Вечером поднялся домой; подъемная машина, ей-богу, эшафотом показалась… в последний раз подымаюсь. Щелкнул тихонько американский ключ, вошли, слышим в зеленой гостиной потаенные детские голоса, смешок, писк комариный.
Олимпиада Иннокентьевна палец к губам, на меня обернулась, скользнули мы за портьеру, смотрим, что за спектакль такой?
Племянник болдыревский, кадетик, что раз в неделю в отпуск из корпуса приходил, собрал у балконной двери своих знакомцев: швейцарский Мишка, реалистик Лавр с верхней площадки и еще какие-то микроскопические личности жадно уставились сквозь балконную дверь на ярко освещенное во дворе окно против нашего этажа. Оторваться не могут, хихикают. На что бы, вы думали, уставились? Школа во дворе была пластики и художественных танцев, по Далькрозу… Портьеры, черти, не догадались на окнах повесить. Собралось десятка два дебелых московских гагар, в кисейных сквозных воскрылиях распластываются над паркетом, руки лебедями, ноги – розовыми балыками, шеи словно пристяжные. Детвора в восторге…
– Ты б, Лаврик, на которой женился?
– На второй справа. Мускулы у нее какие замечательные!

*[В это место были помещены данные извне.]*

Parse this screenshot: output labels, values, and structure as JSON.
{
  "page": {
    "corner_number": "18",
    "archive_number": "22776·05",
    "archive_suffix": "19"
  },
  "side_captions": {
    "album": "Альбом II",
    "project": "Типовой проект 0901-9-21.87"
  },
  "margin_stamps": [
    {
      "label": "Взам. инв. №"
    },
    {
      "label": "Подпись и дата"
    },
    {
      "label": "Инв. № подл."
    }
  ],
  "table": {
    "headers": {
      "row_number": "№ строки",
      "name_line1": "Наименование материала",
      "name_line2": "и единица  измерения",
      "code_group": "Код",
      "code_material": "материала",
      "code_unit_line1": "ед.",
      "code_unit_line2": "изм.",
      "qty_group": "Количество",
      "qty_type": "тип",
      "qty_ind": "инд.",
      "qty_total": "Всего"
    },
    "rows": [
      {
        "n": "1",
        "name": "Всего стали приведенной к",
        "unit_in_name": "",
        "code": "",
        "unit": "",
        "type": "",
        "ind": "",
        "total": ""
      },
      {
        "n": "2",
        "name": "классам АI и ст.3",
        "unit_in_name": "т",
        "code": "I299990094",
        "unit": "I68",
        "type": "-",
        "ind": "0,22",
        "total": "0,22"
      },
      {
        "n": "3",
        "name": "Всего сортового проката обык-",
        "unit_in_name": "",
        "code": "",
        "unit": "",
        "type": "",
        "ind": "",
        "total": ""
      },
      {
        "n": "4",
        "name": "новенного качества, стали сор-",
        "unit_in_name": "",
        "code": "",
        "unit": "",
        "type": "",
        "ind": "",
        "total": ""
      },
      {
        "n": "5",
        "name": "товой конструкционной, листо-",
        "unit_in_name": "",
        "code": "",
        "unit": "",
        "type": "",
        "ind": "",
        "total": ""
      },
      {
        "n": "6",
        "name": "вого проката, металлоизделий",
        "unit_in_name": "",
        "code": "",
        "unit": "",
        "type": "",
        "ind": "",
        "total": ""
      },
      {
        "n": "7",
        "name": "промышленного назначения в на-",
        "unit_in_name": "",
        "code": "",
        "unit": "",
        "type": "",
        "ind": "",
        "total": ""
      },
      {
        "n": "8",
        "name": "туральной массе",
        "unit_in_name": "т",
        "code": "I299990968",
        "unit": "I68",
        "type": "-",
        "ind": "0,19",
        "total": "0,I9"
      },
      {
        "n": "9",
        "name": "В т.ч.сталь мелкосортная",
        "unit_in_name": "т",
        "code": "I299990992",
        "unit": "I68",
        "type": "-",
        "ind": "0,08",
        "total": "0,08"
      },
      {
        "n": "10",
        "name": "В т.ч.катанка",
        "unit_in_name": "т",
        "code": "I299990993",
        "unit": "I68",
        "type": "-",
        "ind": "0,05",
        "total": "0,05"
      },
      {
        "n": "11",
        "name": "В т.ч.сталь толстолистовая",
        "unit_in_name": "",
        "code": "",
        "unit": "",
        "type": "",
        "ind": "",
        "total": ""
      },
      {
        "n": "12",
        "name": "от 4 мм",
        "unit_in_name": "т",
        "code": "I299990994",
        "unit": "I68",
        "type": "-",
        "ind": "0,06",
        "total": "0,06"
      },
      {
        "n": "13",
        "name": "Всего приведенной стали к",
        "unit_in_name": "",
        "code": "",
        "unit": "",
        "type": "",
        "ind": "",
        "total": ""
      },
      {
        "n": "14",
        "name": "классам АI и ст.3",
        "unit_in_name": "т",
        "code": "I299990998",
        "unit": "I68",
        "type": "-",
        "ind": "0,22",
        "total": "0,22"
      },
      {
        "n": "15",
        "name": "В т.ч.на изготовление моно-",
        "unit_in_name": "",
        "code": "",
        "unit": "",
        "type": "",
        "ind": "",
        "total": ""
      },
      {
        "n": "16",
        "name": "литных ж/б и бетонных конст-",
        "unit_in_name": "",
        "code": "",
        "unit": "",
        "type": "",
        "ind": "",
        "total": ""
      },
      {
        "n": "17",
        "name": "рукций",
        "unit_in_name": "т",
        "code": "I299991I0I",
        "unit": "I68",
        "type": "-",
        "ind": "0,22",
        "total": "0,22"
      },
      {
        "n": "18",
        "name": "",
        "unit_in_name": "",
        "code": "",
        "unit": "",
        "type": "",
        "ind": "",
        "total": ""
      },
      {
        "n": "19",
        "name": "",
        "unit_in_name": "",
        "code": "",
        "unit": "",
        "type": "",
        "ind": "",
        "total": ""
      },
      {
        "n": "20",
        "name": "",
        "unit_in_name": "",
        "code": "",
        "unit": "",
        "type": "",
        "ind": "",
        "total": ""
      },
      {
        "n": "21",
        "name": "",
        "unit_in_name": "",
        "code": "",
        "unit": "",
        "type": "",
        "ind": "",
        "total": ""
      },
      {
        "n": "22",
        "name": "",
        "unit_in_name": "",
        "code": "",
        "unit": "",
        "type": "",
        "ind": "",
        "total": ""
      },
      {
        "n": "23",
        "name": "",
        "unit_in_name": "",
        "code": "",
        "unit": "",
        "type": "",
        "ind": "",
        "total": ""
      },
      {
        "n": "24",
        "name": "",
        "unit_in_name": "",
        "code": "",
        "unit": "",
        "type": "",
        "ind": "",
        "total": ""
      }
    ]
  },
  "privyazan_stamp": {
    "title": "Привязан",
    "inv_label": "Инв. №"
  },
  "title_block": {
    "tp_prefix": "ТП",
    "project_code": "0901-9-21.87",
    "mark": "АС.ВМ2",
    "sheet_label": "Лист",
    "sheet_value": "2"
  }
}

– Мускулы у меня у самого есть… Важность какая. А я бы на розовой женился. У нее, брат, на Тверском бульваре своя кондитерская… Я б целый день из тортов не вылезал…
Олимпиада за портьерой губы кусает, за руку меня щиплет, чтоб я голоса не подал… Темно, душно, от милых волос лесным ландышем и московским ветром тянет, теплая рука меня за рукав теребит. Света я невзвидел, в темноте да с горя и божья коровка осмелеет. Прильнул я губами к пушистой жаркой щеке… Как на это решился, и до сих пор не пойму! И вот подумайте, вместо того чтобы меня за мою дерзость в балконную дверь выставить либо локотком в глаза, как полагается в таких случаях, двинуть, – Липа моя, подумайте, повернулась ко мне всем лицом и…
Не приходилось мне ни у одного поэта читать, чтобы за портьерой целовались, однако лучше места и на свете нет.
Понеслись мы в столовую, хохочем, совсем ошалели… Мамашу разбудили, на гарусной подушке у окна, как потухающий самовар, похрапывала.
– Что ж, вещи сложил? – спрашивает.
– Сложил! – отвечает за меня Липа. К матери подбежала, на коленки перед ней стала. – А я их, мамочка, опять разложила…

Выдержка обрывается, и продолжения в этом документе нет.